In this book, Kane and White deeply examine the conditions under which cops become criminals, or at least get jammed up. They go further, analyzing whether those conditions are primarily attributable to the personal characteristics of the police officers themselves or to the organizational characteristics (and political environment) which define their employer, the New York City Police Department. Not surprisingly, the authors find that both individual and organizational variables significantly account for police misconduct or, put in terms of previous scholarship on the police, rotten apples commit acts of deviance, and sometimes the entire barrel becomes rotten because the rot spreads. Kane and White add to existing knowledge about police misconduct by showing that organizational policy and practices, not simply individual bad apples, can be a source of bad policing through no fault of individuals. In other words, sometimes the barrel itself is rotten and induces good apples to do bad things, for instance when a police department requires highly aggressive street patrol in neighborhoods that need a different kind of policing.

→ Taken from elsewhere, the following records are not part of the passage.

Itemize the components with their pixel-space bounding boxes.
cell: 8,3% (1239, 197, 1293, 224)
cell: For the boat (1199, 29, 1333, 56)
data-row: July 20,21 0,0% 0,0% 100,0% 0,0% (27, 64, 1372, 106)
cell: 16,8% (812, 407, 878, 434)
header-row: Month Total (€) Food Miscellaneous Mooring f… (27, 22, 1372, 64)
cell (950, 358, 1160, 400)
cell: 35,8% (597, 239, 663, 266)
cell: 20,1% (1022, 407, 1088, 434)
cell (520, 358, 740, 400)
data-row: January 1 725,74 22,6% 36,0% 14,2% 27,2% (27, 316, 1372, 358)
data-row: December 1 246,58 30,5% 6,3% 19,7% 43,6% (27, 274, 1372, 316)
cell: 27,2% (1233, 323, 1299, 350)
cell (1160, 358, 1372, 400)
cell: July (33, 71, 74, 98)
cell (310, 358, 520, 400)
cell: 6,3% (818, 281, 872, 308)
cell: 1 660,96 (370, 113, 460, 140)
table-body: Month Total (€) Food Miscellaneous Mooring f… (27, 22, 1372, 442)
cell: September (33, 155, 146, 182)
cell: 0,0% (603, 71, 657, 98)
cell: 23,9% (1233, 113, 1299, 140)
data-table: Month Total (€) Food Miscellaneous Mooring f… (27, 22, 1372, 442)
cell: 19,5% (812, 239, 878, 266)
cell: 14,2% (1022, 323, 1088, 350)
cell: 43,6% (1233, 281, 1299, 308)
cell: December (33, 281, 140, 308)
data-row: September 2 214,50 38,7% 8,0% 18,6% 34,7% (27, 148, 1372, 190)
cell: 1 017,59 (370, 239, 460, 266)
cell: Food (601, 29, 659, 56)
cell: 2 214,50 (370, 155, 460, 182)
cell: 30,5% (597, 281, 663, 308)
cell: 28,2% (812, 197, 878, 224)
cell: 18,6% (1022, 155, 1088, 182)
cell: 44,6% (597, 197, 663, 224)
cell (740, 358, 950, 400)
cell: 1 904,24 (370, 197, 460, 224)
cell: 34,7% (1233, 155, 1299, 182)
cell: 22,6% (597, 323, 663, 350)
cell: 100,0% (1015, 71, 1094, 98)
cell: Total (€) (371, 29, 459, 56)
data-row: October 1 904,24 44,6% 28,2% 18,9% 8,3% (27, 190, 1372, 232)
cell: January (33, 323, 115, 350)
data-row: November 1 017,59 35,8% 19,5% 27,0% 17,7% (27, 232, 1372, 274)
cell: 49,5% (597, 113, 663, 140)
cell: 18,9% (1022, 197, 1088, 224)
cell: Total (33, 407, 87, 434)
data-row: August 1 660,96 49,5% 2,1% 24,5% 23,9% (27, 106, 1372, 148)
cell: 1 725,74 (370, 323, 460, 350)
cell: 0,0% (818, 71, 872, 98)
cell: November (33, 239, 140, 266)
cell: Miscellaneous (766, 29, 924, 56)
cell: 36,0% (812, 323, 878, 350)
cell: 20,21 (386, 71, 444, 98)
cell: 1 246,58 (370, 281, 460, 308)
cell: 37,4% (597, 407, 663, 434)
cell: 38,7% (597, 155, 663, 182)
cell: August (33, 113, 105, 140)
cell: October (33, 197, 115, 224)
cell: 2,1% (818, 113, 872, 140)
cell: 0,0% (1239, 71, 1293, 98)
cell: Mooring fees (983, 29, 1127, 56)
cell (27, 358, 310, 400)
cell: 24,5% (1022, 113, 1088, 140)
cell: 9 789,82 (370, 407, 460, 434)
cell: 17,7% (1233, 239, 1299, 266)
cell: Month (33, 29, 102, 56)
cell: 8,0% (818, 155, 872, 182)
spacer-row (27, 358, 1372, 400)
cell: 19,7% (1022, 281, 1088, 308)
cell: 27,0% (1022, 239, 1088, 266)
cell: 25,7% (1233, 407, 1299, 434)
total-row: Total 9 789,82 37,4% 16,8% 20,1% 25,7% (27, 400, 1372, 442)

Among its other strengths, this book sets these findings into criminological inquiry. It broadens the example of police officer deviance within a hierarchical organization into a larger question that applies to anybody who works in any organization: how much do organizational structure, context, and management policies account for individual acts of employee misconduct? Given recent events on Wall Street, in professional sports, in the finances of defense contractors, in medical and legal malpractice well, it is very clear that Kane and White are on to something really important. In its theoretical base, this book is as much about white-collar crime as it is about brass-collar deviance, and it should be read by criminologists as well as scholars of criminal justice organizations like police departments.
The very term jammed up shows how nuanced the dynamics of deviance can be. New York police officers say that a police officer got jammed up when the bosses charged an individual officer with a violation of departmental rules, whether minor or middling or severe. But the term has another layer of meaning: the alleged offender has gotten caught up in the departments bureaucratic machinery, which may apply arcane rules or office politics or political pressures to the detriment of fair treatment of the individual officer. The cops know when one of their own is a schmuck who should have known better or a nut job who needs to be thrown out (or, worst of all, a true bad guy). They also know that the bosses have their own set of priorities which might collide with what the street cop sees as good policing, blaming schmucks for being nut jobs or bad guys or vice versa. Another great strength of this book is that Kane and White show how the definition of good policing is malleable and, because the organization poorly defines and explains it and because city politics intervene, saying that an officer got jammed up can imply that the department might seek to deny its own responsibility for creating conditions under which cops are more likely to practice bad policing. Getting jammed up means that you got caught in an act of deviance and also in the cogs of an impersonal machine that turns for its own purposes.